## Data Reading

In [0]:
dbutils.fs.ls('/FileStore/tables')

In [0]:
df  = spark.read.format("csv").option('inderschema',True).option('header',True).load( '/FileStore/tables/BigMart_Sales.csv')

In [0]:
df.display()

## Reading JSON data

In [0]:
dbutils.fs.ls('FileStore/tables')

In [0]:
df_json = spark.read.format('json').option('inferschema',True).option('header',True).load( '/FileStore/tables/drivers.json')

In [0]:
df_json.show()

In [0]:
df_json.display()

## Using schema DDl, Struct Type

In [0]:
df.printSchema()

## DDL schema


In [0]:
ddl_schema = '''
Item_Identifier string,
Item_Weight float,
Item_Fat_Content string,
Item_Visibility float,
Item_Type string,
Item_MRP string,
Outlet_Identifier string,
Outlet_Establishment_Year string,
Outlet_Size string,
Outlet_Location_Type string,
Outlet_Type string,
Item_Outlet_Sales string
'''

In [0]:
dbutils.fs.ls('FileStore/tables')

In [0]:
df_ddlschema = spark.read.format('csv').option('Header',True).schema(ddl_schema).load('/FileStore/tables/BigMart_Sales.csv')

In [0]:
df_ddlschema.display()

## Defining schema using struct Type

In [0]:
from pyspark.sql.functions import *
from pyspark.sql.types import *


In [0]:
df_ddlschema.printSchema()

In [0]:
struct_schema = StructType([
StructField('Item_Identifier',StringType(),True),
StructField('Item_Weight',StringType(),True),
StructField('Item_Fat_Content',StringType(),True),
StructField('Item_Visibility',StringType(),True),
StructField('Item_type',StringType(),True),
StructField('Item_MRP',StringType(),True),
StructField('Outlet_Identifier',StringType(),True),
StructField('Outlet_Establishment_Year',StringType(),True),
StructField('Outlet_Size',StringType(),True),
StructField('Outlet_Location_type',StringType(),True),
StructField('Outlet_type',StringType(),True),
StructField('Item_Outlet_Sales',StringType(),True)
])

In [0]:
df_structSchema = spark.read.format('csv').option('Header',True).schema(struct_schema).load('/FileStore/tables/BigMart_Sales.csv')

In [0]:
df_structSchema.display()

In [0]:
df_structSchema.printSchema()

### selecting columns

In [0]:
df.select('Item_Identifier','Item_Weight','Item_Fat_Content').display()

In [0]:
df.select(col('Item_Identifier'),col('Item_Weight'),col('Item_Fat_Content')).display()

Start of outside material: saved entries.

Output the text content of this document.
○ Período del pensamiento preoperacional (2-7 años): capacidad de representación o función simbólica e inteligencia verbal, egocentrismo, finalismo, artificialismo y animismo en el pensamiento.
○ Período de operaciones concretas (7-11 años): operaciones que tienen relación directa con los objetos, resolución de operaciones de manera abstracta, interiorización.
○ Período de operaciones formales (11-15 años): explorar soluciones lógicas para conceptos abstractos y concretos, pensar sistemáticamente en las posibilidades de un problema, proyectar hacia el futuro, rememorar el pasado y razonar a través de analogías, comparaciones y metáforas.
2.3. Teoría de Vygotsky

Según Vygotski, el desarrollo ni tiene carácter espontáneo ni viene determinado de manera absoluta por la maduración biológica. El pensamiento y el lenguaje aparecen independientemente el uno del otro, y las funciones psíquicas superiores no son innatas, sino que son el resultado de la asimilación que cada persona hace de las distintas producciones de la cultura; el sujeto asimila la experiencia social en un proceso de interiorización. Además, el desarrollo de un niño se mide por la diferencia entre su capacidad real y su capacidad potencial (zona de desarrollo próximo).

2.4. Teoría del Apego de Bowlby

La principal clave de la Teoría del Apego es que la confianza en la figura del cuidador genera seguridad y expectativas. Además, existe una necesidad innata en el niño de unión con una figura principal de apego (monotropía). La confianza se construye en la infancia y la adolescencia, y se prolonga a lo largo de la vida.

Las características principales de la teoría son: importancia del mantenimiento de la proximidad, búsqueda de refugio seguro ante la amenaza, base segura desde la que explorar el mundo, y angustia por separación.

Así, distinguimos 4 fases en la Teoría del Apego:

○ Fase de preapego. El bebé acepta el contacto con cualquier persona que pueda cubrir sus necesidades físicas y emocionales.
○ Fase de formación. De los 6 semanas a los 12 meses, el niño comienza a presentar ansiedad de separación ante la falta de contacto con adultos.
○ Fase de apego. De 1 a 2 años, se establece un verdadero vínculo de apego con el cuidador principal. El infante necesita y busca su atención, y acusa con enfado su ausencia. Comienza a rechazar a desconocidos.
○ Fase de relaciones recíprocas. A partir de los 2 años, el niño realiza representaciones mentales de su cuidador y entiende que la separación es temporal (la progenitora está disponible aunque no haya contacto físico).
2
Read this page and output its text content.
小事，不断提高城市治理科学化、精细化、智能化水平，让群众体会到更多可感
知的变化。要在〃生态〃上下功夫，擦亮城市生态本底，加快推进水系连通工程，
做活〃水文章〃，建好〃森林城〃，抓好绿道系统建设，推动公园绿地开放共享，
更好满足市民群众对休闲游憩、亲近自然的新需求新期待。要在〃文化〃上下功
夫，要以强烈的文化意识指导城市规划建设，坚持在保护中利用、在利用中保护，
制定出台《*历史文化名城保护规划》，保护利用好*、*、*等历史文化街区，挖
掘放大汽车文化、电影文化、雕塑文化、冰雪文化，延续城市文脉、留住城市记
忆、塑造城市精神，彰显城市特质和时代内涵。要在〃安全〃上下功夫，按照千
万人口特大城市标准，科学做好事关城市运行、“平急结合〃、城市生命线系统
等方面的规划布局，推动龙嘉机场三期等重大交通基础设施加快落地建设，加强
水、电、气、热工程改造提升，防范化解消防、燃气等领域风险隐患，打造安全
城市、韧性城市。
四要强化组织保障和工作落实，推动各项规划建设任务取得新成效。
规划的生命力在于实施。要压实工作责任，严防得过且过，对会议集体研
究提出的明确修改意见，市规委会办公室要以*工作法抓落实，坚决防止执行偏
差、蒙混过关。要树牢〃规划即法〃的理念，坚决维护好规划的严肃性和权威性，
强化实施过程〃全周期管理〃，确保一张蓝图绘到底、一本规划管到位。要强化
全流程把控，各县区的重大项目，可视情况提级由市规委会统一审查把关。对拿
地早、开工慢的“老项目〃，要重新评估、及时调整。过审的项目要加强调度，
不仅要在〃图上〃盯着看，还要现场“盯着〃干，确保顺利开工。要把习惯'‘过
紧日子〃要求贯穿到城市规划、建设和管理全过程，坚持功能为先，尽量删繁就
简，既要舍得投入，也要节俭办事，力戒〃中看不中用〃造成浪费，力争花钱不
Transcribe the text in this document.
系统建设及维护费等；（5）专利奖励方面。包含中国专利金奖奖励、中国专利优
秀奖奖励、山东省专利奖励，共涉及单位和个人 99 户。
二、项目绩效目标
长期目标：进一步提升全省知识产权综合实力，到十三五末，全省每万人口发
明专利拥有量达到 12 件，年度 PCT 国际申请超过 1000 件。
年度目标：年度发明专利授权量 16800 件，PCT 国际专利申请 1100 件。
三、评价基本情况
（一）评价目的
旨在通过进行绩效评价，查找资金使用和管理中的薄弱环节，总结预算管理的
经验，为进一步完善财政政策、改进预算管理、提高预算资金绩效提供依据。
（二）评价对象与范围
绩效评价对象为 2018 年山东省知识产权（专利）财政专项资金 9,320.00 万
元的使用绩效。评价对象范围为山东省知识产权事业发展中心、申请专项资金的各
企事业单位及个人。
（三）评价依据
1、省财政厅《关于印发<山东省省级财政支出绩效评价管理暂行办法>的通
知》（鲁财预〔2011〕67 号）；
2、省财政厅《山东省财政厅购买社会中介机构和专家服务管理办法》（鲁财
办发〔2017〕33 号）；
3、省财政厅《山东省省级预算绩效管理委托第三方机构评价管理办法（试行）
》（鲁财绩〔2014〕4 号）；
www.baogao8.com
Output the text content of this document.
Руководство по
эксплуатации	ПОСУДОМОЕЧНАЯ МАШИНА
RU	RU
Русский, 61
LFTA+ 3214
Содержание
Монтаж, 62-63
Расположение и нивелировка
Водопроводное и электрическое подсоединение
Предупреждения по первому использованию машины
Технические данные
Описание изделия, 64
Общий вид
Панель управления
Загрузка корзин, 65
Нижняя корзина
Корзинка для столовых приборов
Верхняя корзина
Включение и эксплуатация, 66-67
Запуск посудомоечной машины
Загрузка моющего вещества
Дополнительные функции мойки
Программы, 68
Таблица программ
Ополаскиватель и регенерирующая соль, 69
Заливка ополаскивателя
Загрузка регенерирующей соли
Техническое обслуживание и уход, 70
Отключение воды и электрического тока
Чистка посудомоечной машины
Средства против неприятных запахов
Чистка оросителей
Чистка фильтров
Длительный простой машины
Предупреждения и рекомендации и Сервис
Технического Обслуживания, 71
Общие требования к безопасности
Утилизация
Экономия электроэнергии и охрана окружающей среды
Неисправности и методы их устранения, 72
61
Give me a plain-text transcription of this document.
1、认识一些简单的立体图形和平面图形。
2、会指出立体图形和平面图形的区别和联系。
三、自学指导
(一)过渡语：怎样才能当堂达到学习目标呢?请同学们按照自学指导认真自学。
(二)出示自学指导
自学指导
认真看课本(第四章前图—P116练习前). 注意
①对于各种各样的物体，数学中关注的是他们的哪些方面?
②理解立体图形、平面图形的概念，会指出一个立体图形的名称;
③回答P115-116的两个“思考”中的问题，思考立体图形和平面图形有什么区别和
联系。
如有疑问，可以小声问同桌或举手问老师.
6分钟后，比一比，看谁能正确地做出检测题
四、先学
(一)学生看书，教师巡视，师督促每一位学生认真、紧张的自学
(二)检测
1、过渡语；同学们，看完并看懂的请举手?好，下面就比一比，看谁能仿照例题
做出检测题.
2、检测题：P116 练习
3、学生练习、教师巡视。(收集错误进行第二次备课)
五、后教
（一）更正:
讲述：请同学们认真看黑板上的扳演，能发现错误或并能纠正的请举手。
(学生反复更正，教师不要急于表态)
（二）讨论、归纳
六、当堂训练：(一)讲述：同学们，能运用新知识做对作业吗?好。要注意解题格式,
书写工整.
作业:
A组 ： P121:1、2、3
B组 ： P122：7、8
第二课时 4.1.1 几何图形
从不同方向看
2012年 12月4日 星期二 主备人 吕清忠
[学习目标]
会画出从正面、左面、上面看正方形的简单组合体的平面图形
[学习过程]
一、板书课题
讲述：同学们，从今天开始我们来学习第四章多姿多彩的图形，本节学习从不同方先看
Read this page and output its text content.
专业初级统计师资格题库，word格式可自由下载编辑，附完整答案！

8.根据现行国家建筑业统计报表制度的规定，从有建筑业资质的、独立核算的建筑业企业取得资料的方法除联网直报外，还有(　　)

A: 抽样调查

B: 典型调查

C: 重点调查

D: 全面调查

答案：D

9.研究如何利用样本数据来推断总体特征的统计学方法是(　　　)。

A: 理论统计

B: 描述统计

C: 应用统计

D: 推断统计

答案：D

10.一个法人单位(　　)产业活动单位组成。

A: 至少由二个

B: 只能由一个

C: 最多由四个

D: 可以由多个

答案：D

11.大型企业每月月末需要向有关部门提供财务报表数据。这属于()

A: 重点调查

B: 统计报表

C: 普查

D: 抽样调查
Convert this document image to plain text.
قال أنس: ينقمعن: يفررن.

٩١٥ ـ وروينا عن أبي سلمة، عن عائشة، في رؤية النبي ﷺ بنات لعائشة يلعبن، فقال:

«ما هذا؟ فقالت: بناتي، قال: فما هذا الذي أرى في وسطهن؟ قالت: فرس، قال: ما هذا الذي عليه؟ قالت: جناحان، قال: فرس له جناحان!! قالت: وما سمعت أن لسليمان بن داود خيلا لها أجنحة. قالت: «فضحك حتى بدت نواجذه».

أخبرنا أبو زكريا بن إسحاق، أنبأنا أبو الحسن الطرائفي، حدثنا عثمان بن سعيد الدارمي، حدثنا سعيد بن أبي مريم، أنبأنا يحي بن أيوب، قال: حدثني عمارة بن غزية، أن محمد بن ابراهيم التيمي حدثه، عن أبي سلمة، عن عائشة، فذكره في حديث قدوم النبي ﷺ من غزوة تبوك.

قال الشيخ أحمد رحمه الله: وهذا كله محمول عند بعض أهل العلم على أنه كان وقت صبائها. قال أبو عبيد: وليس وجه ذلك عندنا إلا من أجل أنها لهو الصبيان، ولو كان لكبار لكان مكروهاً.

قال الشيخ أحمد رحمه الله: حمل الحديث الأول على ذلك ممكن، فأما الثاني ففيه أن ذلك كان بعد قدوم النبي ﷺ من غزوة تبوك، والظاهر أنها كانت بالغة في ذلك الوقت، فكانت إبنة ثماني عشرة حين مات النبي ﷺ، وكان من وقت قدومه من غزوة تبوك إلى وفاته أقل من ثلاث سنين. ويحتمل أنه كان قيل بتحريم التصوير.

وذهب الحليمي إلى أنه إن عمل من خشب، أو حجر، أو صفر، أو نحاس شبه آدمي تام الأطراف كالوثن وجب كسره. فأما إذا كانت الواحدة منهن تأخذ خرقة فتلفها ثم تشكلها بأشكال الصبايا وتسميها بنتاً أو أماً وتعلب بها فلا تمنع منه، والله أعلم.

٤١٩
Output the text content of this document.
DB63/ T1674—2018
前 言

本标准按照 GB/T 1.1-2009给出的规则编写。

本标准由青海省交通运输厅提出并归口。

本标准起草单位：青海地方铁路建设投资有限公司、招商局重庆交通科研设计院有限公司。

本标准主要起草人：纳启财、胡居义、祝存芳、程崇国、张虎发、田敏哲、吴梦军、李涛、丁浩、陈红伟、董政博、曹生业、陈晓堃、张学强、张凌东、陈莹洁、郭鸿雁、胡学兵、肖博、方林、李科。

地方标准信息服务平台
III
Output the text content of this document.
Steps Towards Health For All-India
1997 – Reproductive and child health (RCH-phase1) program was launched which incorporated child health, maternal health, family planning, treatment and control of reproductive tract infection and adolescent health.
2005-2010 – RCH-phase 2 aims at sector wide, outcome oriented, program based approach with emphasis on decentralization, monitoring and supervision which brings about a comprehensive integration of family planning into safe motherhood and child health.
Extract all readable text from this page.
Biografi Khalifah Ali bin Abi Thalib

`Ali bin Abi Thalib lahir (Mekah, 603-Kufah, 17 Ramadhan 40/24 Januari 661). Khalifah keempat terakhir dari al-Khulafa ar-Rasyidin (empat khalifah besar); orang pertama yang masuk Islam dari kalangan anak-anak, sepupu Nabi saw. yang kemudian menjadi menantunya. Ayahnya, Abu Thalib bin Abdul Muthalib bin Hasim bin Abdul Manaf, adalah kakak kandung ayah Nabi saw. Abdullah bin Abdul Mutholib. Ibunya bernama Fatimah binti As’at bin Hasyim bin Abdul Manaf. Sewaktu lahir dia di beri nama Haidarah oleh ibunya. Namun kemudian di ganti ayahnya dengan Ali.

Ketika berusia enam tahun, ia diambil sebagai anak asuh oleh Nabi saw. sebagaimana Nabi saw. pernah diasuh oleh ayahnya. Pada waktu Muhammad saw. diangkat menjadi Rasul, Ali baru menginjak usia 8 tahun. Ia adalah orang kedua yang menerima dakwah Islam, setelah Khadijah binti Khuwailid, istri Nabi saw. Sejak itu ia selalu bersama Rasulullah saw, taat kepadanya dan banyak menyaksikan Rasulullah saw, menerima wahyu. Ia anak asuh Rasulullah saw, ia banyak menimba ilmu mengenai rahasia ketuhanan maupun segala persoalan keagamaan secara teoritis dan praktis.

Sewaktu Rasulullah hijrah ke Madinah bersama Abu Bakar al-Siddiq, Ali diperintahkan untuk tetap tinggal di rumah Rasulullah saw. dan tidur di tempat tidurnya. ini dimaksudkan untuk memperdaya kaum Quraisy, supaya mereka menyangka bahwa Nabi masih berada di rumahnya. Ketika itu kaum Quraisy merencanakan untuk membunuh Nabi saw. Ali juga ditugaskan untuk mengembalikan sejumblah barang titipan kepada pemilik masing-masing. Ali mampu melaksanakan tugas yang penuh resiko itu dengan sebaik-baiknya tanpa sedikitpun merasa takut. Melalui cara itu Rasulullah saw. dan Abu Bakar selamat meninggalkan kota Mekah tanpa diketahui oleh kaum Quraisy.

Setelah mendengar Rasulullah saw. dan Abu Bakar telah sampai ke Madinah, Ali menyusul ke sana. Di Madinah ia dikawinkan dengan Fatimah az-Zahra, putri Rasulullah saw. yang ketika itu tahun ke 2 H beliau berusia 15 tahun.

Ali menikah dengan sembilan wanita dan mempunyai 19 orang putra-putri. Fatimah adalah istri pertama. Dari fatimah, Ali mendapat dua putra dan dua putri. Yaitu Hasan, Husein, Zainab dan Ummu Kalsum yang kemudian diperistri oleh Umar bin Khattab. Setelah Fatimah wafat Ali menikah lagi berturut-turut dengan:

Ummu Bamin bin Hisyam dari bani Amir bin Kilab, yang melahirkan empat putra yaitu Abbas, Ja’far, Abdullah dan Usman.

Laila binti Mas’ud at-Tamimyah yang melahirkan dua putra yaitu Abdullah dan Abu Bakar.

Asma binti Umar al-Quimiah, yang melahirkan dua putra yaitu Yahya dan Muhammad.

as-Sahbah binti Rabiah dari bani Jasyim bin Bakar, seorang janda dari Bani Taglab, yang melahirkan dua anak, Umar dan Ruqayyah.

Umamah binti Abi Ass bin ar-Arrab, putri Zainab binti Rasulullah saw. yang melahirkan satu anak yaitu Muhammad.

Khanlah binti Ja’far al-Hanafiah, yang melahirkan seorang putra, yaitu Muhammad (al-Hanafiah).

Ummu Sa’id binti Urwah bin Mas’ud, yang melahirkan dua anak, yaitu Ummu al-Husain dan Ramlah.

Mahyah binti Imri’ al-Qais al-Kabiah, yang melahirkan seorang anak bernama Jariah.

## Aliasing using col().alias function 

In [0]:
df.select(col('Item_Identifier').alias('ItemID')).display()

### Slicing and filtering Data

In [0]:
display(df.head(5))

In [0]:
df.filter(col('Item_Fat_Content')=='Regular').display()

In [0]:
df.filter((col('Item_Weight')<20) & (col('Item_Type')=='Frozen Foods')).display()

In [0]:
df.filter(col('Outlet_Location_Type').isin('Tier 1','Tier 2') & (col('Outlet_Size').isNull())).display()

In [0]:
df.withColumnRenamed('Item_Identifier','Item_id')

### With column renamed


In [0]:
df.withColumnRenamed('Item_Weight','Item_wt').display()

### With column

In [0]:
df.withColumn('Country',lit('USA')).display()

In [0]:
df.withColumn('Item_MRP_After_Tax',col('Item_MRP')*1.085).head(5)

In [0]:
df.withColumn('Item_Fat_Content',regexp_replace(col('Item_Fat_Content'),'Regular','reg'))\
    .withColumn('Item_Fat_Content',regexp_replace(col('Item_Fat_Content'),'Low Fat','low'))\
        .withColumn('Item_Fat_Content',regexp_replace(col('Item_Fat_Content'),'low Fat','low'))\
            .withColumn('Item_Fat_Content',regexp_replace(col('Item_Fat_Content'),'LF','low'))\
                .withColumn('Item_Fat_Content',regexp_replace(col('Item_Fat_Content'),'low fat','low')).display()

###Typecasting 

In [0]:
df.display()

In [0]:
df = df.withColumn('Item_Weight',col('Item_Weight').cast(dataType=FloatType()))

In [0]:
df.printSchema()

### sort asc()/desc()


In [0]:
df.sort(col('Item_Weight').desc()).display()

In [0]:
df.sort(col('Item_MRP').desc()).display()

In [0]:
df.sort(['Item_MRP','Item_Weight'],ascending=[0,1]).display()

In [0]:
df.sort(['Item_Weight','Item_MRP'],descending=[0,0]).display()

In [0]:
df.sort(col('Item_MRP').desc()).display()

In [0]:
display(df.sort(['Item_Weight','Item_MRP'],desc = [1,0]).limit(100))

In [0]:
df.sort(['Item_Weight','Item_MRP'],desc = [1,0]).display()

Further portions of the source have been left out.